You could work that sort of thing into the deal. If X sells more than Y units the price for the rights increases. That only benefits the people living on the rights -- they sell more songs at a lower price and can sell some (that never would have sold under the current system) at the higher.
I don't know that F&G's one Styx song necessarily starts a revival, but look what Muriel's Wedding did for ABBA (Mama Mia for one). The way it stands now they're cutting themselves off from that possibility.
Gilligan's Island wasn't re-run ad nauseum because it was so good but because it was so cheap because the actors had lousy contracts -- and now its part of our consciousness well beyond its merits. It would be smart to try and get a bit of that buzz with the periodic cheap deal. WKRP could TOTALLY do that sort of thing.
They're making money off of content they don't own, though.
Hence my parenthetical "this is probably the whole point."
I don't know that F&G's one Styx song necessarily starts a revival
They also did "Lady." Then there was that "Mr. Roboto" in the car (VW?) commercial. I think that was the whole of the Styx revival.
They're making money off of content they don't own, though. It's basically reprinting copyrighted material. I don't think a songwriter is thinking about the advertising, so much, but that they're using someone else's property for their own profit. I don't know if RIAA is involved or not, but I imagine ASCAP and BMI should be.
I assume they are and I'm not saying they shouldn't be. And the songwriters, etc. should absolutely profit (unlike they are now when a show goes un-released).
I'm saying it would behoove the record companies to have a boiler-plate, simplified, rights-obtaining agreement that starts with low payments which would increase with higher sales.
And David and Corwood beat me to the F&G stuff. I know there are a couple songs they couldn't get for the DVD release but I don't know which ones. I suppose I could do a marathon viewing of my VHS F&G and then my DVD F&G...

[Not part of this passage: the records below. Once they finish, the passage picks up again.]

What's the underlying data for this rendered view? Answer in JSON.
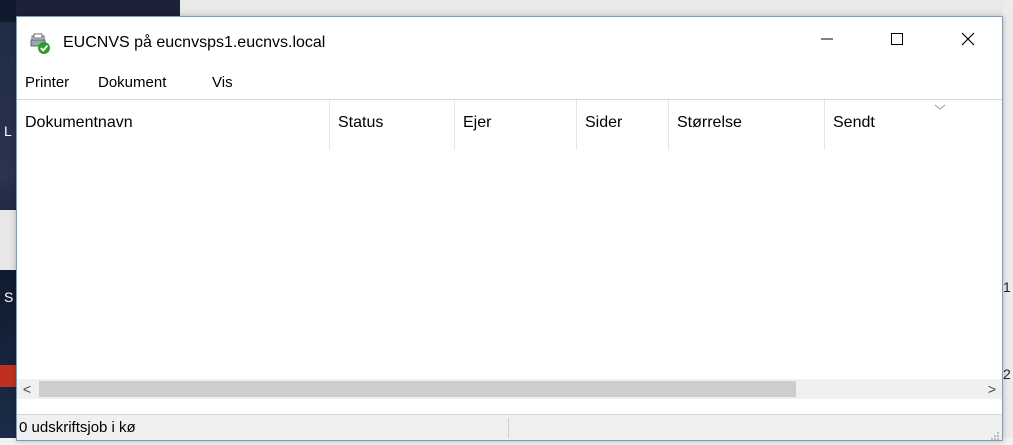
{
  "window": {
    "title": "EUCNVS på eucnvsps1.eucnvs.local",
    "icon": "printer-check-icon"
  },
  "title_buttons": {
    "minimize_icon": "minimize-icon",
    "maximize_icon": "maximize-icon",
    "close_icon": "close-icon"
  },
  "menu": [
    "Printer",
    "Dokument",
    "Vis"
  ],
  "columns": [
    "Dokumentnavn",
    "Status",
    "Ejer",
    "Sider",
    "Størrelse",
    "Sendt"
  ],
  "scrollbar": {
    "left_arrow": "<",
    "right_arrow": ">"
  },
  "status": {
    "text": "0 udskriftsjob i kø"
  },
  "background": {
    "right_letters": [
      "1",
      "2"
    ],
    "left_letters": [
      "L",
      "S"
    ]
  }
}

I'm down to 3 hours and 8 minutes.
Gross.
There are a lot of songwriters out there just eking a living off of rights
The sad part is how little of the fee actually ends up going to the rightsholder. I was working with fiction writers, pursuing permission to reprint one short story per person, and all of them were appalled that their companies were charging like $2000 for a story, and then the authors themselves were getting like $200 of that.
(All of them had signed the appropriate contracts; there was no illegal hijinkery; they just hadn't actually thought through the part where they're not the ones who get to set the permission fee.)
(Sometimes, having an appalled author on your side is really useful in browbeating the company to lower its fee. And then, as is the case with Edith Wharton's "Roman Fever," the reprint fee is $4700, whether you like it or not.)
(Nobody reprints that story any more, since the fee went up.)
David: what Spidra said. There were a few songs they had to switch out, but I'm not quite up for the marathon viewing experience to document them. Now that I think about it, though, I seem to recall there being a website that did so. Because the Internet was created by people who have a lot more free time than I do, and that's scary.
So what are people doing this weekend?
I suspect my weekend will involve a lot of vegging and cleaning, since I'll be avoiding the traffic from the graduation ceremonies at the college down the hill from me.